Может быть, волнения, охватившие провинцию, удалось бы погасить, прояви губернатор некоторую гибкость. Но он больше всего на свете хотел выслужиться перед Августом и иметь возможность доложить, что его приказ не только выполнен, но и перевыполнен. Губернатор принялся наводить порядок железной рукой. И если семья, из которой забирался рекрут, не желала его отдавать, то в присутствии всей деревни римские солдаты отрубали голову и рекруту, и самым активным членам его семьи, будь то жена, не желавшая расставаться с мужем, или старик, преградивший вербовщику дорогу на свое подворье.
Войны, ведущиеся в интересах чиновников, — самые жестокие и кровавые. Не стала исключением и эта внезапно вспыхнувшая война. Обширная область между рекой Данубием и Адриатическим морем, называемая Иллирик, поднялась как один человек. И ненависть к Риму, запылавшая там, была куда сильнее германской. В несколько дней все небольшие римские гарнизоны были разгромлены и уничтожены до последнего солдата, а чиновники убиты с особой жестокостью — закопаны живыми в землю или сожжены на кострах.
Причем стихийный бунт весьма скоро приобрел характер организованного и осмысленного сопротивления. Восставшие создали свою армию, и возглавил ее знаменитый вождь по имени Батон. Лозунг, под которым эта армия собиралась сражаться с Римом, был — полное отделение от империи на вечные времена. Все население Иллирика — включая женщин и детей — объединилось под этим лозунгом и готово было драться хоть зубами, если не хватит оружия. Таким образом, из тихой и мирной провинции Иллирик превратился в очаг новой войны, а своим стремлением к независимости приносил еще больший вред, ибо подавал пример другим областям.
Тиберий готовился к триумфальному возвращению в Рим, когда началось восстание в Иллирике.

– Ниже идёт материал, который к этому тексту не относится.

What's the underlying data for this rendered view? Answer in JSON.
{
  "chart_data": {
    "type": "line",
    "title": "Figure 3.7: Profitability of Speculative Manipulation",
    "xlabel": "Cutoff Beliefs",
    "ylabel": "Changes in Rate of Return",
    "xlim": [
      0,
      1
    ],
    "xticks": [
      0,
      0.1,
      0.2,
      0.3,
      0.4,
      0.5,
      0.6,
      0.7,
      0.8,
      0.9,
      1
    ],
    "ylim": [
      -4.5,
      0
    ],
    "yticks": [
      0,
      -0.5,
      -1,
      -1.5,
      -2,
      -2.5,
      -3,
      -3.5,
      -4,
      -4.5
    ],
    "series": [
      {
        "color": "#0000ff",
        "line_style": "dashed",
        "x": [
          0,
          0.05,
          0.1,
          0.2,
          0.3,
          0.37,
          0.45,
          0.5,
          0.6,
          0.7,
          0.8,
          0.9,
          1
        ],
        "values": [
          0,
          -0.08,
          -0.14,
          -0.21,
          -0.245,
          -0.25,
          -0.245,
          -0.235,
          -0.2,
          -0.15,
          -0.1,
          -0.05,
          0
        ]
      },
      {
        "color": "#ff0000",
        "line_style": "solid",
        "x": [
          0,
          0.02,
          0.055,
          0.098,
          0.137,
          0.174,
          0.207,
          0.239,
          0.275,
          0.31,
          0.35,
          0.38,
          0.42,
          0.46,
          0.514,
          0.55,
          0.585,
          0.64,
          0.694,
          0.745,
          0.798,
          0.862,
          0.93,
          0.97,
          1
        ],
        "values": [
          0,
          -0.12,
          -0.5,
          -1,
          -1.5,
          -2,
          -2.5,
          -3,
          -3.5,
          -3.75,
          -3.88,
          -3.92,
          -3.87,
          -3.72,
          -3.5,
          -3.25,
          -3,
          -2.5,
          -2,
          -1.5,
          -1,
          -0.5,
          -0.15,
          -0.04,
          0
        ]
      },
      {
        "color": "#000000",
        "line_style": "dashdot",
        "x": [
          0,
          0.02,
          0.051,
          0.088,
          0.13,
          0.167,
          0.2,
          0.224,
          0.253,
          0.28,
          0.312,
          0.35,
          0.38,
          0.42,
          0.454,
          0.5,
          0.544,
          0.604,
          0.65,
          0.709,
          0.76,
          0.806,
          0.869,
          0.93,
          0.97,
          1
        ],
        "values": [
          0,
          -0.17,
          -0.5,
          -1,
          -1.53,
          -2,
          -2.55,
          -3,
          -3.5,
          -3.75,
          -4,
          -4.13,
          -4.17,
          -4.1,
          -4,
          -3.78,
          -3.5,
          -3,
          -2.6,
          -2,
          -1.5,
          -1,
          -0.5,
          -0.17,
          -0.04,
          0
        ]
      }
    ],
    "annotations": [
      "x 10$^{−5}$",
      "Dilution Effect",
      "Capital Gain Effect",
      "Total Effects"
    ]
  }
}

Для него это могло означать только одно: новую войну, потому что никому другому Август не доверил бы возглавлять войска. Так оно и вышло — именно Тиберия сенат назначил главным усмирителем Иллирика. Впрочем, сам Тиберий не особенно переживал. Победа в этой войне сделала бы его национальным героем, вторым человеком в империи. Ливия тоже так считала. Она писала сыну ободряющие письма, полные намеков на его грядущее возвышение. Для Тиберия же, регулярно получавшего материнские наставления, одной из самых желанных наград было — став победителем и триумфатором, сбросить с себя рабские цепи зависимости от Ливии и жить в дальнейшем не по ее указаниям. Он едва ли не с восторгом погрузился в новые заботы.